Potential Treatment Identified for Inflammatory Myofibroblastic Tumors
The cause of a rare sarcoma may provide a promising new treatment target for soft tissue cancer.
Researchers may have pinpointed the cause of a rare soft tissue cancer that is resistant to chemotherapy and radiation. Furthermore, the team identified a drug that shows promise treating the disease.
Inflammatory myofibroblastic tumors are commonly found in children and young adults. The main form of treatment is surgery, however, the tumors will often reappear in different areas of the body. There is currently no standard of care for patients with this rare form of sarcoma.
In a study published in the Annals of Oncology, researchers found that the drug ceritinib showed promise in patients with inflammatory myofibroblastic tumors. Additionally, the researchers were able to trace tumor growth to chromoplexy.
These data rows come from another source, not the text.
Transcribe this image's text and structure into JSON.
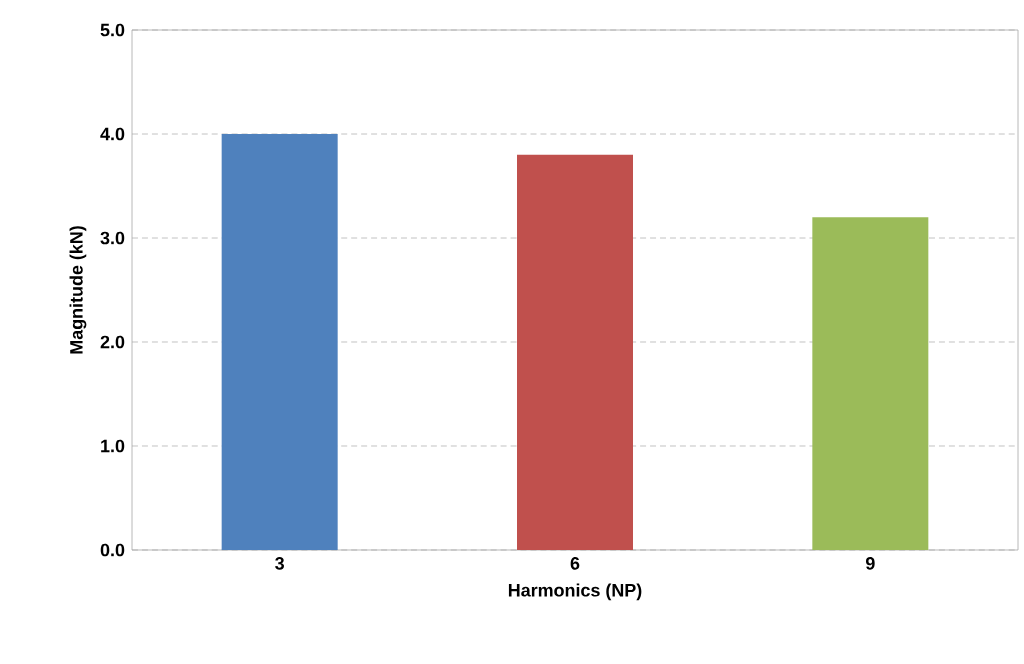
{
  "chart_data": {
    "type": "bar",
    "xlabel": "Harmonics (NP)",
    "ylabel": "Magnitude (kN)",
    "categories": [
      "3",
      "6",
      "9"
    ],
    "values": [
      4.0,
      3.8,
      3.2
    ],
    "colors": [
      "#4f81bd",
      "#c0504d",
      "#9bbb59"
    ],
    "ylim": [
      0,
      5
    ],
    "yticks": [
      {
        "value": 0,
        "label": "0.0"
      },
      {
        "value": 1,
        "label": "1.0"
      },
      {
        "value": 2,
        "label": "2.0"
      },
      {
        "value": 3,
        "label": "3.0"
      },
      {
        "value": 4,
        "label": "4.0"
      },
      {
        "value": 5,
        "label": "5.0"
      }
    ],
    "grid": "y"
  }
}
Chromoplexy is a complex chromosomal rearrangement that causes genes to scramble, break DNA strands, and then reassemble in a defective way, according to the study.
A connection was made when a 32-year-old male patient did not respond to a nonsteroidal anti-inflammatory drug designed to shrink tumors in his chest, lung, and buttock. The FDA granted compassionate use for ceritinib, and within 2 weeks the patient began responding to the drug. After 18 months, the patient was well enough to undergo surgery to remove the tumors in his lung and buttock.
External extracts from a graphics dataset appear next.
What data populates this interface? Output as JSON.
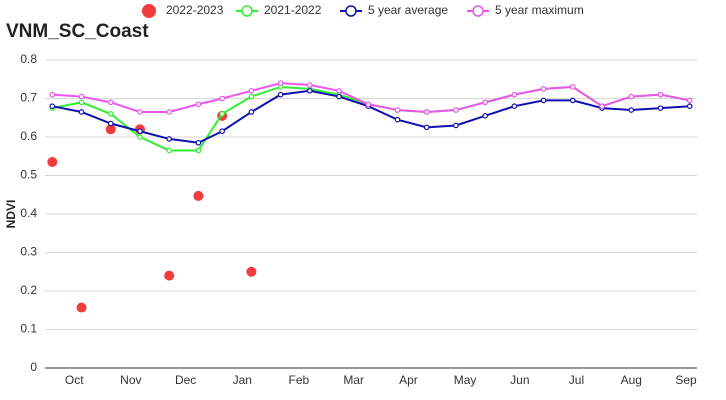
{
  "chart_data": {
    "type": "line",
    "title": "VNM_SC_Coast",
    "ylabel": "NDVI",
    "x": [
      0,
      16,
      32,
      48,
      64,
      80,
      93,
      109,
      125,
      141,
      157,
      173,
      189,
      205,
      221,
      237,
      253,
      269,
      285,
      301,
      317,
      333,
      349
    ],
    "xlim": [
      -4,
      353
    ],
    "xticks": [
      {
        "value": 12,
        "label": "Oct"
      },
      {
        "value": 43,
        "label": "Nov"
      },
      {
        "value": 73,
        "label": "Dec"
      },
      {
        "value": 104,
        "label": "Jan"
      },
      {
        "value": 135,
        "label": "Feb"
      },
      {
        "value": 165,
        "label": "Mar"
      },
      {
        "value": 195,
        "label": "Apr"
      },
      {
        "value": 226,
        "label": "May"
      },
      {
        "value": 256,
        "label": "Jun"
      },
      {
        "value": 287,
        "label": "Jul"
      },
      {
        "value": 317,
        "label": "Aug"
      },
      {
        "value": 347,
        "label": "Sep"
      }
    ],
    "ylim": [
      0,
      0.8
    ],
    "yticks": [
      0,
      0.1,
      0.2,
      0.3,
      0.4,
      0.5,
      0.6,
      0.7,
      0.8
    ],
    "grid": true,
    "legend": "top",
    "series": [
      {
        "name": "2022-2023",
        "color": "#f03c3c",
        "mode": "markers",
        "values": [
          0.535,
          0.157,
          0.62,
          0.62,
          0.24,
          0.447,
          0.655,
          0.25,
          null,
          null,
          null,
          null,
          null,
          null,
          null,
          null,
          null,
          null,
          null,
          null,
          null,
          null,
          null
        ]
      },
      {
        "name": "2021-2022",
        "color": "#33ee33",
        "mode": "lines",
        "values": [
          0.675,
          0.69,
          0.66,
          0.6,
          0.565,
          0.565,
          0.66,
          0.705,
          0.73,
          0.725,
          0.71,
          0.685,
          0.67,
          0.665,
          0.67,
          0.69,
          0.71,
          0.725,
          0.73,
          0.68,
          0.705,
          0.71,
          0.695
        ]
      },
      {
        "name": "5 year average",
        "color": "#1010b0",
        "mode": "lines",
        "values": [
          0.68,
          0.665,
          0.635,
          0.615,
          0.595,
          0.585,
          0.615,
          0.665,
          0.71,
          0.72,
          0.705,
          0.68,
          0.645,
          0.625,
          0.63,
          0.655,
          0.68,
          0.695,
          0.695,
          0.675,
          0.67,
          0.675,
          0.68
        ]
      },
      {
        "name": "5 year maximum",
        "color": "#ee55ee",
        "mode": "lines",
        "values": [
          0.71,
          0.705,
          0.69,
          0.665,
          0.665,
          0.685,
          0.7,
          0.72,
          0.74,
          0.735,
          0.72,
          0.685,
          0.67,
          0.665,
          0.67,
          0.69,
          0.71,
          0.725,
          0.73,
          0.68,
          0.705,
          0.71,
          0.695
        ]
      }
    ]
  }
}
The researchers conducted a DNA test on the tumors using mate pair sequencing, a test that scans the entire genome to pinpoint genetic defects and chromosomal breaks. Using this method, researchers found 142 genes that had been impacted, many of which had known links to cancerous tumors.
“Mate pair sequencing helped identify these rearrangements, which may not have been seen with normal sequencing techniques,” said first study author Aaron Mansfield. “We look forward to offering more patients this new, advanced type of DNA testing to discover potential causes and treatments for diseases.”
The authors noted that more research on ceritinib needs to be done to determine whether it should be approved for individualized treatments.